Het is dezer dagen 80 jaar geleden dat Karl Barth Nederland bezocht. Van alle bezoeken die hij aan ons land gebracht heeft, is dit bezoek met afstand het meest opzienbarende geweest. Letterlijk: tot in de Tweede Kamer is destijds gesproken over de Zwitser en de kranten stonden bol van de reportages van de bijeenkomsten.[1]

Neutraliteit

Alle ophef en commotie van die dagen laat zich beschrijven aan de hand van het ene begrip neutraliteit. Allereerst bedoel ik dan natuurlijk de neutraliteitspolitiek die Nederland op het internationale toneel volgde. Tijdens de Grote Oorlog had deze politiek zijn vruchten afgeworpen. Terwijl Europa in brand stond, was het in Nederland vrede gebleven. De aldus beproefde neutraliteit bleef daarom voor Nederland na 1918 het uitgangspunt van het buitenlands beleid. Waar zodoende de Nederlandse politieke situatie gelijk bleef, veranderde deze in de rest van Europa in de jaren na 1918 drastisch – vooral in Duitsland.

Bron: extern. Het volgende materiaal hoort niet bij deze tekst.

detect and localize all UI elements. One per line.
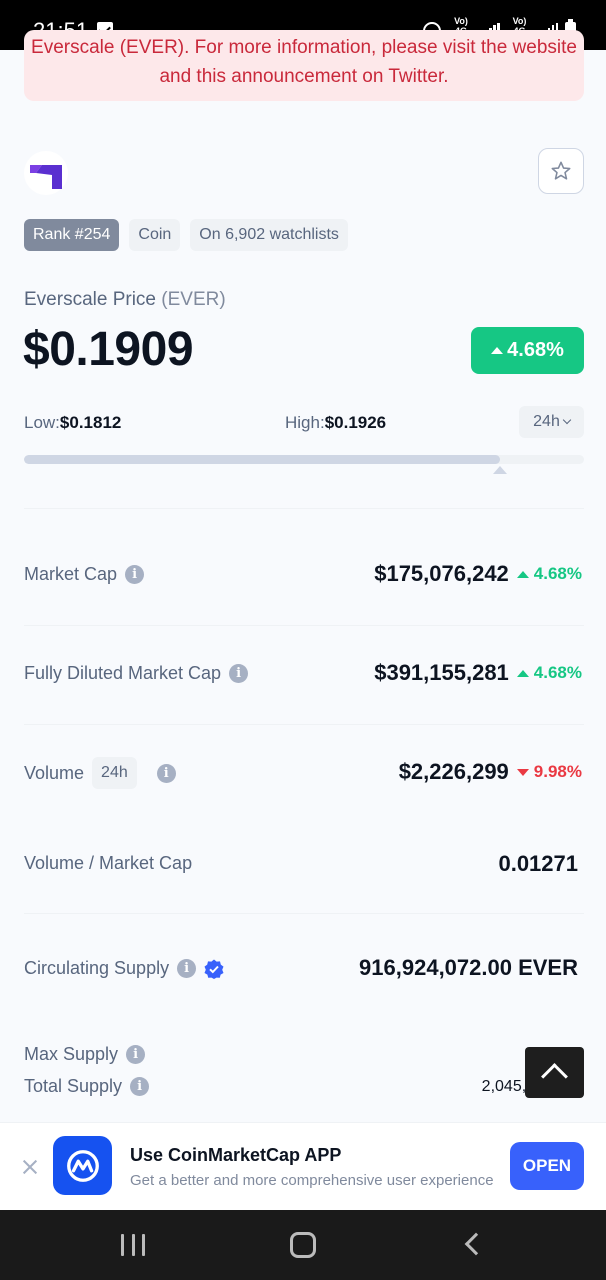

In de herfst van 1938 werden de voorbereidingen voor Barths ‘college tour’ gemaakt. Hij zou vijf Nederlandse universiteitssteden (Utrecht, Leiden, Kampen, Groningen en Amsterdam) bezoeken en daar telkens een middag en een avond zijn. De middag bood ruimte voor gesprek met studenten die hun vragen konden stellen en de avond zou besteed worden aan een lezing van Barth getiteld: Die Souveränität des Wortes Gottes und die Entscheidung des Glaubens. Toen de regering lucht kreeg van de plannen, sloeg de bezorgdheid in Den Haag toe. Kon men deze uitgesproken tegenstander van het Derde Rijk zomaar ontvangen en de gelegenheid geven om te spreken vanaf spreekgestoelten die in zekere zin rijksgrond (rijksuniversiteiten!) waren? Wat voor signaal zou het geven aan de Duitse regering wanneer deze theoloog die nog maar drie jaar eerder uit Duitsland verbannen was in Nederland de ruimte zou krijgen om zijn woordje te doen? Hij had bovendien in de jaren sinds zijn uitzetting niet echt gezwegen over de ontwikkelingen in Duitsland en een verslag van zijn lezing te Wipkingen op 5 december 1938 – kort dus na de Kristallnacht – waar hij het Nationaalsocialisme een ‘Gegenkirche’ had genoemd en antisemitisme een zonde tegen de Heilige Geest was ook uitgebreid verslagen in de Nederlandse pers. Wat moest men met deze stoorzender? Kon hij zijn lezing wellicht tevoren beschikbaar stellen aan Nederlandse censuur?

Politiebewaking

De organisatie in Nederland zat met deze vragen van overheidswege danig in de maag en legde ze voor aan Barth. Barth – het zal wel niemand echt verbaasd hebben – weigerde iedere toezegging omtrent de inhoud van zijn lezing. Hij deed er zelfs een schepje bovenop: hij zou in zijn lezing – zo liet hij weten – niet afzien van politiek. Sterker zelfs: wie in zijn lezing niet óók een politieke stellingname wilde horen,  had hem niet goed begrepen. Zo kwam ineens het hele plan in de lucht te hangen.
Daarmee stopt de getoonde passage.